RF engineering, photonics, and artificial intelligence may look like separate fields, but in modern research they are becoming increasingly connected.

RF engineering focuses on radio-frequency and microwave signals. These signals are used in communication systems, radar, sensing, instrumentation, wireless technologies, and high-frequency measurement systems. Photonics focuses on the generation, transmission, modulation, and detection of optical signals. When these two areas are combined, microwave photonics becomes possible.

Microwave photonics uses optical components to process or generate RF and microwave signals. Lasers, optical modulators, fibers, optical filters, photodetectors, and feedback loops can all influence the behavior of microwave signals. This makes photonics useful for wideband RF processing, low-loss transmission, signal generation, and advanced sensing.

Artificial intelligence adds another layer to this connection. In complex RF-photonic systems, the final output may be affected by many coupled parameters, including optical power, modulation, filtering, loop delay, amplifier behavior, noise, and nonlinear effects. Classical analysis methods are still important, but they may not always capture the full relationship between internal system signals and the final RF behavior.

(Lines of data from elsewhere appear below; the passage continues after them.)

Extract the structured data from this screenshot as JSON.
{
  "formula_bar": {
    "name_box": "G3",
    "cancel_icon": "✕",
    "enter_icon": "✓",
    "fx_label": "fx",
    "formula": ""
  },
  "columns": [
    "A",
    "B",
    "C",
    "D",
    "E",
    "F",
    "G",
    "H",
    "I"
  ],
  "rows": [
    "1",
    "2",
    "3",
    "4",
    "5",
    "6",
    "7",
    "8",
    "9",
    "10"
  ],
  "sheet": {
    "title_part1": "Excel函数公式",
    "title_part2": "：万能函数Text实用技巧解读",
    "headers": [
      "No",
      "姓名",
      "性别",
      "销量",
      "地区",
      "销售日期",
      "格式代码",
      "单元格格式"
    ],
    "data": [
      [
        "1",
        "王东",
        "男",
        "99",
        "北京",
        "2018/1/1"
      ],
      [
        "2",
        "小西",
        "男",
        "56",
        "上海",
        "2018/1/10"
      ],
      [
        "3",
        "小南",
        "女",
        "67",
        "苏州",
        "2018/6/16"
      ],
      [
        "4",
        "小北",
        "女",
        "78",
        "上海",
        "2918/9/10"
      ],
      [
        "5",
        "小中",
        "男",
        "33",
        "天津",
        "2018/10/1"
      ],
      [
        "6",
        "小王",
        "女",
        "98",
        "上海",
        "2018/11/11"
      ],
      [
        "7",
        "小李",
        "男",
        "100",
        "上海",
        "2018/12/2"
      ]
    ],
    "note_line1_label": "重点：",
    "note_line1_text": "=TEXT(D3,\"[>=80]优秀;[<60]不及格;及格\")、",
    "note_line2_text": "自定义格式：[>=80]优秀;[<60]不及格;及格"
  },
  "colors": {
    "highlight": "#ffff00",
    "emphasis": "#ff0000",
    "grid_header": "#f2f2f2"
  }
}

Machine learning can help by learning patterns from simulated or measured data. For example, a model can use internal signals from an optoelectronic oscillator to estimate chirp behavior, classify operating conditions, detect instability, or support system optimization.

This connection is especially relevant for FDML-OEO systems. These systems combine optical tuning, RF feedback, microwave generation, chirped signal behavior, and time-domain dynamics. As a result, they are natural candidates for both physics-based simulation and data-driven analysis.

Raoshna Ignite is built around this intersection: RF engineering, microwave photonics, optoelectronic oscillators, signal processing, and AI-based estimation. Future posts will continue to explain these ideas step by step, from basic concepts to more advanced system-level research topics.